Кто-то в толпе громко крикнул:
— Айда, распрягай коней, до расстанья на себе довезем!
Аносов взобрался на подножку экипажа. С обнаженной головой он поднял руку и сердечно попросил:
— Друзья мои, не нужно этого! Не утяжеляйте мне разлуку с вами. Спасибо за всё, за совместный труд…
Он замолчал, невольная слеза выкатилась из глаз. Смахнув ее, он опустился на сиденье. Толпа расступилась, и кони медленно тронулись…
Но вот тройка вырвалась на простор и рысцой понесла в горы. Над хребтами сияло солнце, раскинулся голубой простор.
Аносов приподнялся и взглянул на городок, который уходил назад, постепенно скрываемый горами и лесами.
— Прощай, Златоуст! Прощайте, дорогие труженики! — грустно вздохнув, сказал Павел Петрович и подумал: «Что-то ждет меня впереди?».
Глава седьмая
ЛЕГЕНДА ОБ АНОСОВЕ
Сталевар Швецов возвращался из дальнего завода в Златоуст. Ныли старые натруженные кости. Колесный путь по горам — беспокойный, томительный. В долинах продувало осенним ветром. Березовые рощи осыпали землю золотыми листьями, последним ярким багрянцем пылали осиновые перелески, только темно-синие ельники не меняли окраски и хмуро шумели под холодным ветром. В небе не раздавались трубные крики журавлиных стай: перелетные птицы покинули Урал, охваченный дыханием осени. Только на глухих озерках да в тихих речных заводях уныло плавали одинокие утки-подранки да обессиленный лебедушка, — не видать им больше ясных теплых дней!
— Невеселая старость — осень человеческая! — тяжело вздохнул сталевар, поглубже натянул шапку и свистнул конькам: — Ну, пошли, резвые!
А мысли тянулись грустные, без конца и краю. Тосковал Николай Николаевич об Аносове.

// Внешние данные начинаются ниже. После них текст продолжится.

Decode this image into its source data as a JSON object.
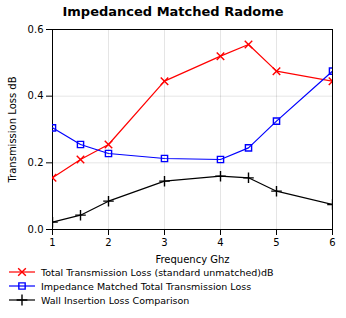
{
  "chart_data": {
    "type": "line",
    "title": "Impedanced Matched Radome",
    "xlabel": "Frequency Ghz",
    "ylabel": "Transmission Loss dB",
    "x": [
      1,
      1.5,
      2,
      3,
      4,
      4.5,
      5,
      6
    ],
    "series": [
      {
        "name": "Total Transmission Loss (standard unmatched)dB",
        "color": "red",
        "marker": "x",
        "values": [
          0.155,
          0.21,
          0.255,
          0.445,
          0.52,
          0.555,
          0.475,
          0.445
        ]
      },
      {
        "name": "Impedance Matched Total Transmission Loss",
        "color": "blue",
        "marker": "square",
        "values": [
          0.305,
          0.255,
          0.228,
          0.213,
          0.21,
          0.245,
          0.325,
          0.475
        ]
      },
      {
        "name": "Wall Insertion Loss Comparison",
        "color": "black",
        "marker": "plus",
        "values": [
          0.022,
          0.043,
          0.085,
          0.145,
          0.16,
          0.155,
          0.115,
          0.075
        ]
      }
    ],
    "xlim": [
      1,
      6
    ],
    "xticks": [
      1,
      2,
      3,
      4,
      5,
      6
    ],
    "ylim": [
      0,
      0.6
    ],
    "yticks": [
      {
        "value": 0,
        "label": "0.0"
      },
      0.2,
      0.4,
      0.6
    ],
    "grid": true,
    "legend": "bottom"
  }
}
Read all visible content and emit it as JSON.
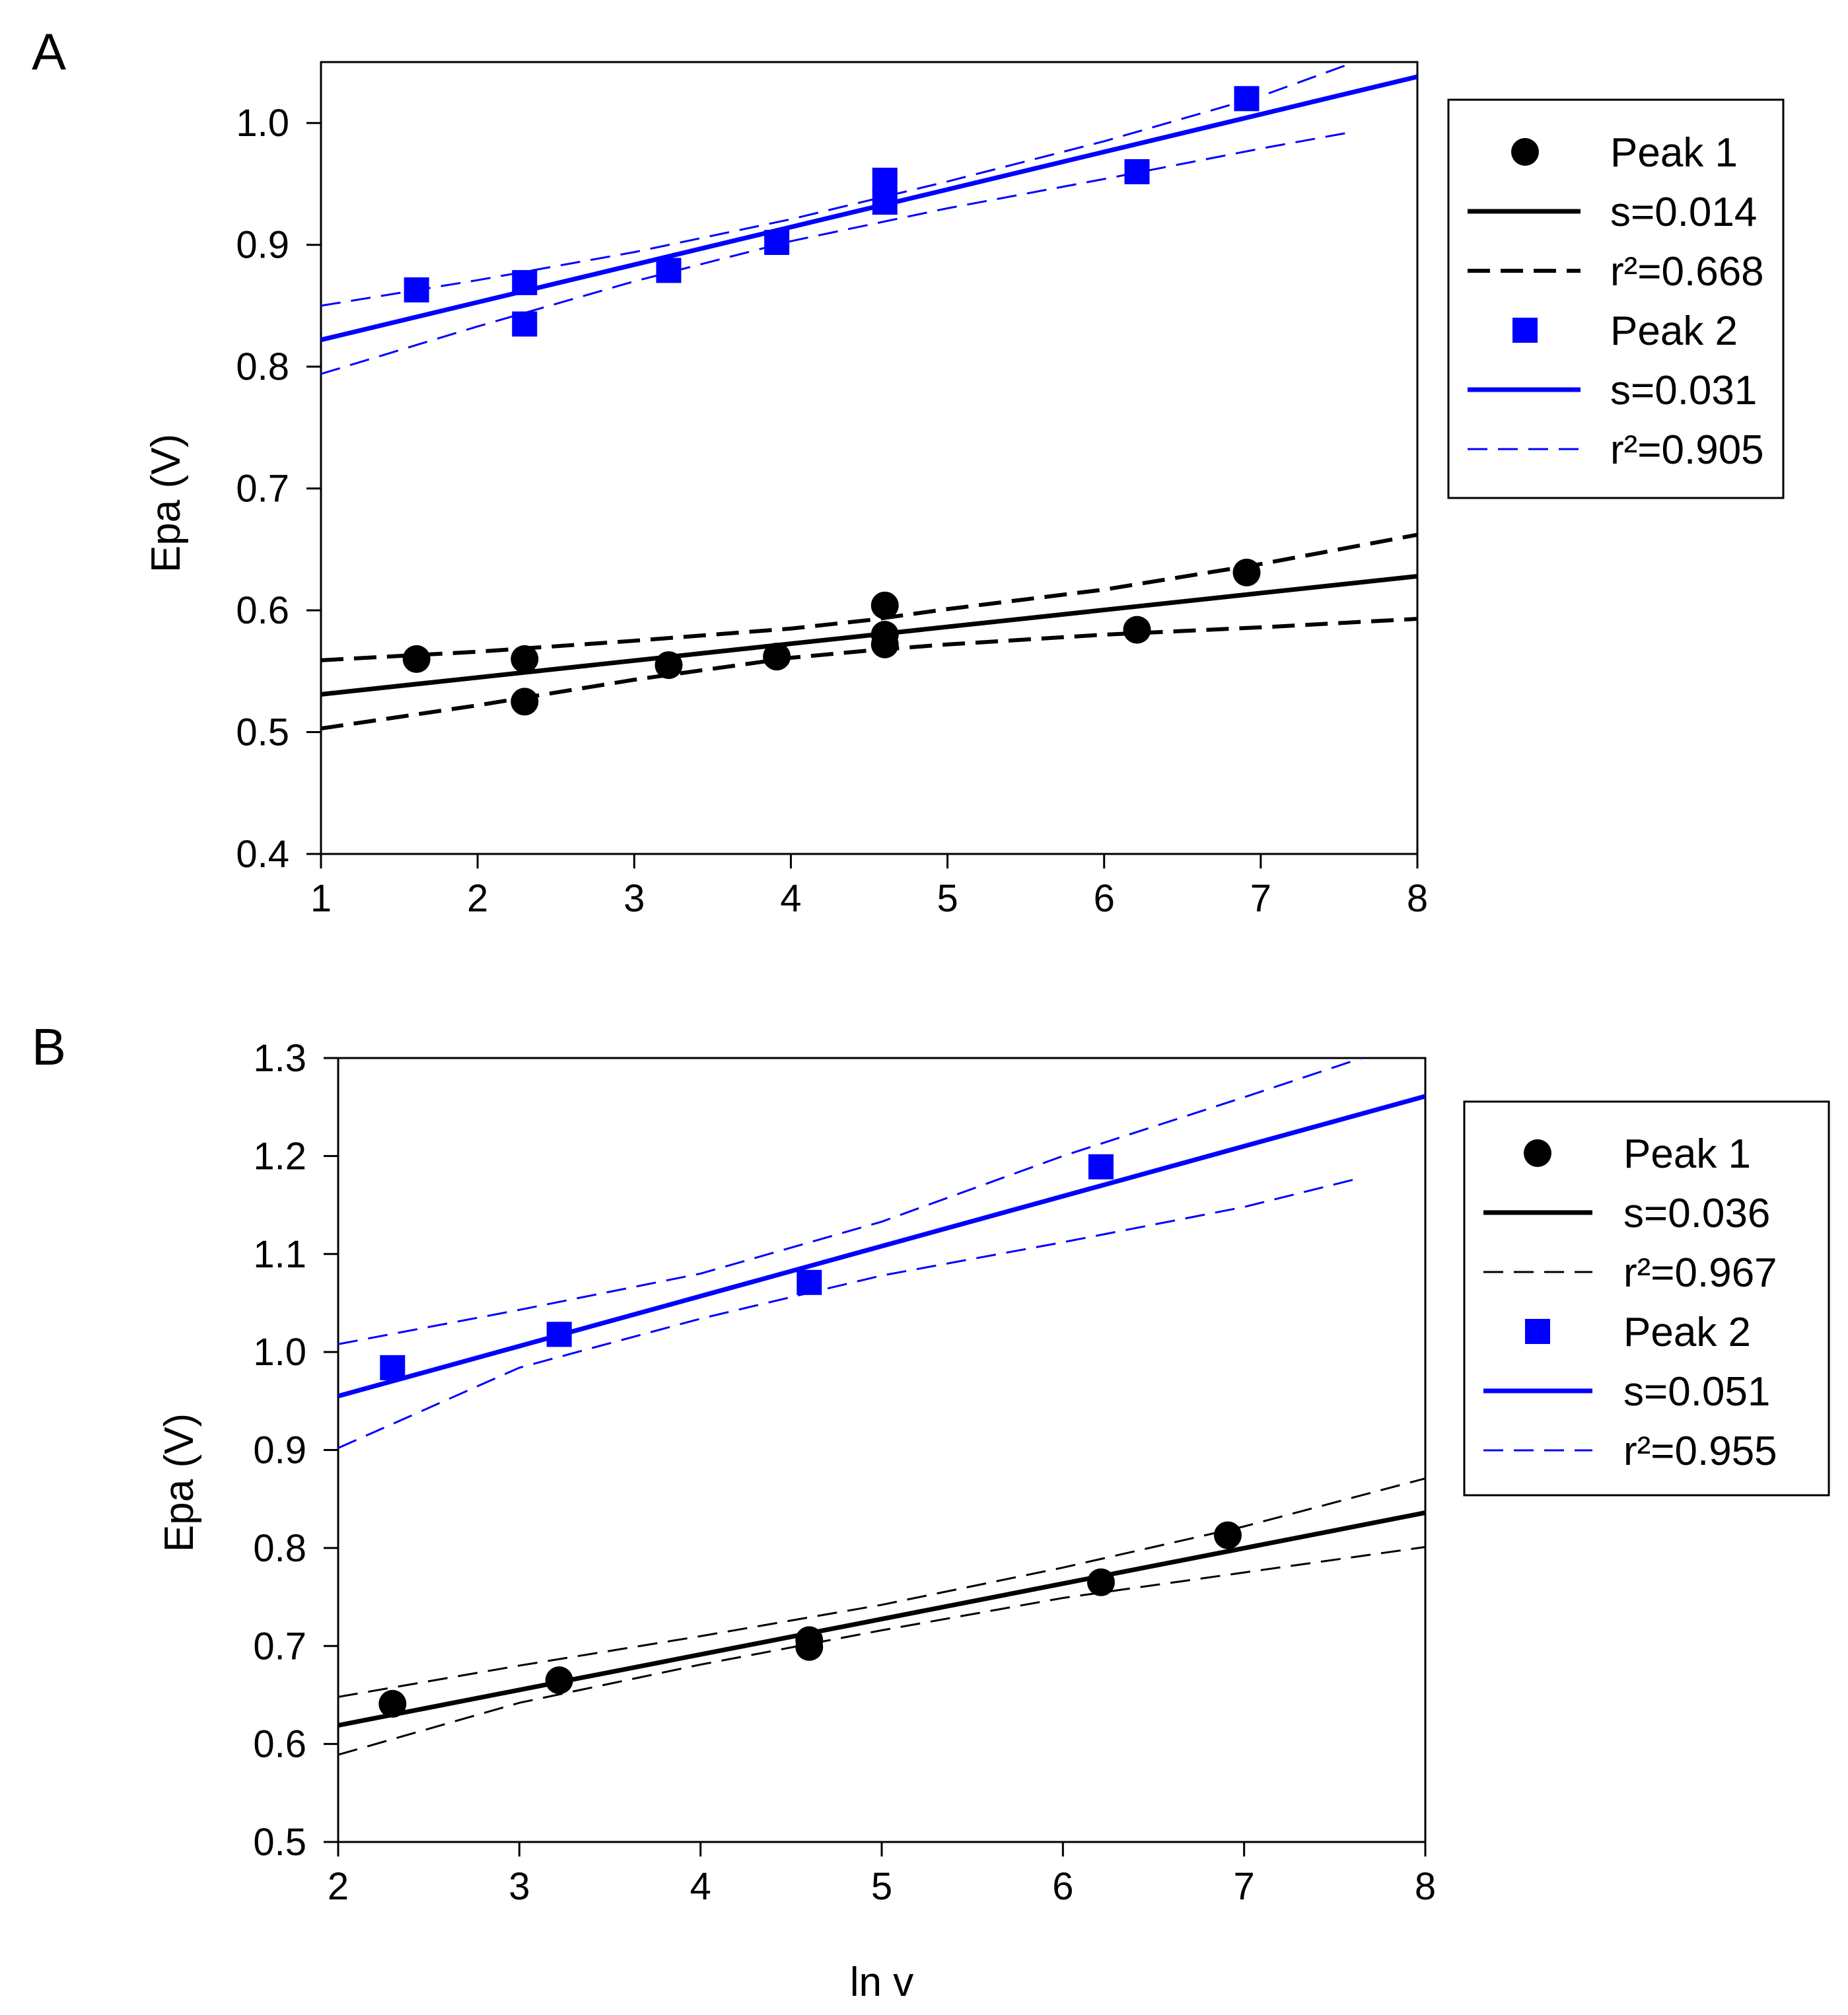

«И зачем только понадобился ему Петербург-столица, — горько думал он. — Что в нем хорошего?»
Всю свою жизнь Швецов привык думать, что из столицы приезжали только чиновники. Никакого дела им не было до работных! Аносов был первый, кто так хорошо понимал простой народ и вместе с ним в поте лица своего трудился.
«Это наш кремешок! Правдивая душа», — подумал сталевар и прошептал:
— Вернись, дорогой! Без тебя завод опустел!
Над горами сгущались сумерки. Размытая дождями дорога становилась опасной. Вглядываясь в придорожную бездну, старик подумал:
«Впотьмах, того и гляди, со скалы сверзишься. В умет,[16] на полати пора!»
Он осторожно добрался до перепутья. В оконце постоялого двора заманчиво мелькал огонек. За дорогу изрядно порастрясло, и Николай Николаевич не прочь был растянуться на теплых полатях и вздремнуть. Он распряг коней, отвел в сарай и задал им овса. Затем степенно вошел в избу, истово перекрестился и поклонился народу. Большая и неуютная горница слабо освещалась лучиной. В синем табачном дыму у стола сидели и толпились постояльцы — самый разнообразный люд: приказчики с уральских заводов, военные приемщики оружия, сибирские купцы, скупщики краденого золота и, кто знает, может, и беглые удальцы. Слева в полумраке — широкие полати, сплошь забитые человеческими телами: отдыхали возчики, ямщики — все, кто пораньше поспел к ночлегу. Плешивый, с плутоватыми глазами хозяин двора предложил Швецову забраться на печь. О лучшем старик и не мечтал. Кряхтя, он улегся на теплые кирпичи. Приятный жар иголками покалывал тело. Ох, как хорошо лежать в тепле и прислушиваться в полумраке к завыванию ветра за окном! Под Златоустом прошли проливные осенние дожди, и теперь в горах бушевали речонки и падуны. Шум взбешенных вод доносился в избу, и отдыхающему Швецову казалось, что он находится на мельнице. Осенний вечер долог, и, как всегда, чтобы скоротать его, заезжие люди сбились в кружок и вели бесконечные разговоры. Среди коренастых, угрюмых с виду уральцев сталевар заметил чернявого, с большим носом юркого человечка, который на всё откликался, обо всем знал и, разговаривая, отчаянно жестикулировал.